The National Population and Family Planning Commission launched a one-year campaign in June to substitute coarsely-worded and insensitive family planning slogans with more pleasant sounding alternatives. The campaign targets slogans that are "incorrect or obsolete in content, uncouth in wording, or improperly placed," according to a notice posted on the commission's website.

The new slogans will appeal to people's positive emotions and express humanity while using concise, standardized language, the notice said.

When the family planning policy was implemented in 1979, the slogans were "relatively mild" and designed specifically to inform the public about the policy, said Qin Tao, a government official from the city of Shangqiu in Henan Province, one of the country's most populated regions.
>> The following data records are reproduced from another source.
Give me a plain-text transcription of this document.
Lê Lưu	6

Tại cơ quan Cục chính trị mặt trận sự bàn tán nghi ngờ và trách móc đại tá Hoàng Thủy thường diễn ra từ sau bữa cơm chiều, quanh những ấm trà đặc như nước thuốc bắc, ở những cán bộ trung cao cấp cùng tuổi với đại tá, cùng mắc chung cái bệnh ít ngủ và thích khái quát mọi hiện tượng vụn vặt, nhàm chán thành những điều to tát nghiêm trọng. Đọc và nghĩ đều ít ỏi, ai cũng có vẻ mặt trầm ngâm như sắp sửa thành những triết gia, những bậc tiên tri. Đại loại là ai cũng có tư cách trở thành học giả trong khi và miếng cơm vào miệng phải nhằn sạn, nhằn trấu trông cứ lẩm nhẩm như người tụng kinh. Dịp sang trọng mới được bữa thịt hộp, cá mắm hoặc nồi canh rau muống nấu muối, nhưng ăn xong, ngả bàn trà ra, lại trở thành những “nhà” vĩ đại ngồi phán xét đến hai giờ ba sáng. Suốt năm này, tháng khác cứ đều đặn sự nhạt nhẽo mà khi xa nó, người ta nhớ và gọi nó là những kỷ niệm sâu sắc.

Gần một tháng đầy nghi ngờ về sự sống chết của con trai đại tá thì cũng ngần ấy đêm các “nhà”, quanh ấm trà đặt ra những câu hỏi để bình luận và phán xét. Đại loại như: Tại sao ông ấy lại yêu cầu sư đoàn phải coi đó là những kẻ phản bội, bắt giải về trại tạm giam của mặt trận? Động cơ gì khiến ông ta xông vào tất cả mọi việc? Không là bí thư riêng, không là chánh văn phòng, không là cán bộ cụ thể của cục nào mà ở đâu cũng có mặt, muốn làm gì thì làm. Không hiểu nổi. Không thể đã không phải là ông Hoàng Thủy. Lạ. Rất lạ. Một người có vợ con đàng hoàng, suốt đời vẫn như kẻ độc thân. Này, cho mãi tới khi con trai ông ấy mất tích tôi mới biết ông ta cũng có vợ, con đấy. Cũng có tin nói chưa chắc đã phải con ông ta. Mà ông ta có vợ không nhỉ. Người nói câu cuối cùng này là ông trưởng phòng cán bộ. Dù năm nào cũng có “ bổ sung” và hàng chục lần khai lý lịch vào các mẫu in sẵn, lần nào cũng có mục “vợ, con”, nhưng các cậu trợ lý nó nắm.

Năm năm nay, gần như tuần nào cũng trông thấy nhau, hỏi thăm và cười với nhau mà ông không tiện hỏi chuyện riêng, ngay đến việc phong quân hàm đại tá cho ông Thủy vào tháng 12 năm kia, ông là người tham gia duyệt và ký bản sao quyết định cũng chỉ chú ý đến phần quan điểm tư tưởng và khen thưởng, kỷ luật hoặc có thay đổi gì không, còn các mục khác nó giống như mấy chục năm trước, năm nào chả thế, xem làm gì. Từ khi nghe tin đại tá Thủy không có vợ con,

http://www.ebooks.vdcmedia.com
Slogans like "one child is fairly adequate, two are just enough and three are excessive" were quite common, said Qin, who has years of experience in promoting family planning in rural areas.

Although the slogans allowed rural residents to become familiar with the policy, family planning efforts encountered great obstacles in the countryside during the 1980s and 1990s. With the rather low cost of raising a child largely overlooked, rural families tended to have more children. An absence of a sound legal system in many rural areas led to authorities resorting to harsh and illicit means to crack down on excess births. Teams of anonymous thugs were hired to confiscate livestock and food from families who violated the policy, with some of the families even held in detention from time to time, Qin said.

In 1995, the National Population and Family Planning Commission banned the practice of detaining and torturing families with excess children, as well as the practices of confiscating their property and levying nonexistent fines.